On October 30, 2019, the United States Court of Appeals for the Eleventh Circuit declined to rehear its prior ruling that an individual who had received just one unsolicited text message did not have standing to pursue a claim under the Telephone Consumer Protection Act, 47 U.S.C § 227 et seq.
In August 2016, John Salcedo received a single, unsolicited telemarketing text message from the Law Offices of Alex Hanna, P.A. The text message was sent to Alex Hanna’s former clients using automatic telephone dialing equipment. In October 2016, Plaintiff filed a complaint — later amended in December 2016 — alleging that Alex Hanna and the Law Offices of Alex Hanna, P.A. had violated the TCPA by sending the text message. Salcedo alleged that receiving the text message “caused Plaintiff to waste his time answering or otherwise addressing the message. While doing so, both Plaintiff and his cellular phone were unavailable for otherwise legitimate pursuits,” and that the message “resulted in an invasion of Plaintiff’s privacy and right to enjoy the full utility of his cellular device.”

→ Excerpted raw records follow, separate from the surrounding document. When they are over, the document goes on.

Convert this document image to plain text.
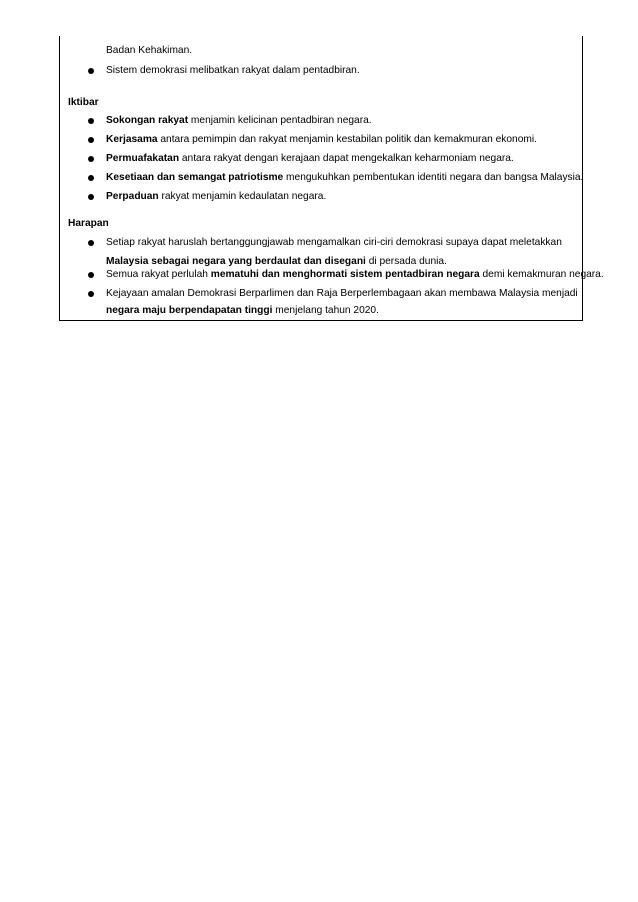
Badan Kehakiman.
Sistem demokrasi melibatkan rakyat dalam pentadbiran.
Iktibar
Sokongan rakyat menjamin kelicinan pentadbiran negara.
Kerjasama antara pemimpin dan rakyat menjamin kestabilan politik dan kemakmuran ekonomi.
Permuafakatan antara rakyat dengan kerajaan dapat mengekalkan keharmoniam negara.
Kesetiaan dan semangat patriotisme mengukuhkan pembentukan identiti negara dan bangsa Malaysia.
Perpaduan rakyat menjamin kedaulatan negara.
Harapan
Setiap rakyat haruslah bertanggungjawab mengamalkan ciri-ciri demokrasi supaya dapat meletakkan
Malaysia sebagai negara yang berdaulat dan disegani di persada dunia.
Semua rakyat perlulah mematuhi dan menghormati sistem pentadbiran negara demi kemakmuran negara.
Kejayaan amalan Demokrasi Berparlimen dan Raja Berperlembagaan akan membawa Malaysia menjadi
negara maju berpendapatan tinggi menjelang tahun 2020.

On June 14, 2017, the United States District Court for the Southern District of Florida denied Hanna’s motion to dismiss, finding that the plaintiff’s allegations were sufficient to state a claim and that he had standing to bring the claim under the TCPA. However, the court permitted an interlocutory appeal of its order, noting that it “involve[d] a controlling question of law as to which there is substantial ground for difference of opinion,” and the case was stayed pending the interlocutory appeal.
On August 28, 2019, the Eleventh Circuit reversed the district court’s decision, finding that, although Salcedo had stated a claim, he did not have standing. The court remanded to the district court with instructions to dismiss the case without prejudice. The court looked to precedent, congressional intent, and history to conclude that Salcedo’s alleged injuries, though perhaps annoyances, did not amount to a “concrete injury” as required by Spokeo, Inc. v. Robins, 136 S. Ct. 1540 (2016) and Article III of the Constitution. Looking to prior Circuit precedent though, the court suggested that the outcome might have been different if Salcedo had alleged (i) tangible costs, such as the cost of receiving the text message, (ii) intangible costs in concrete terms even, for example, by asserting that receiving the text message had cost him one minute of his time, as opposed to having generally wasted his time, or (iii) a veritable opportunity cost — the court presumed that Salcedo’s allegations regarding opportunity cost must have been erroneously carried over from language in the court’s prior decision regarding a fax, since receiving a text message cannot be said to tie up a phone in the same way that receiving a fax may tie up the machine from otherwise being used during receipt.
The Eleventh Circuit denied the petition for rehearing without explanation, leaving the August 28 decision completely intact.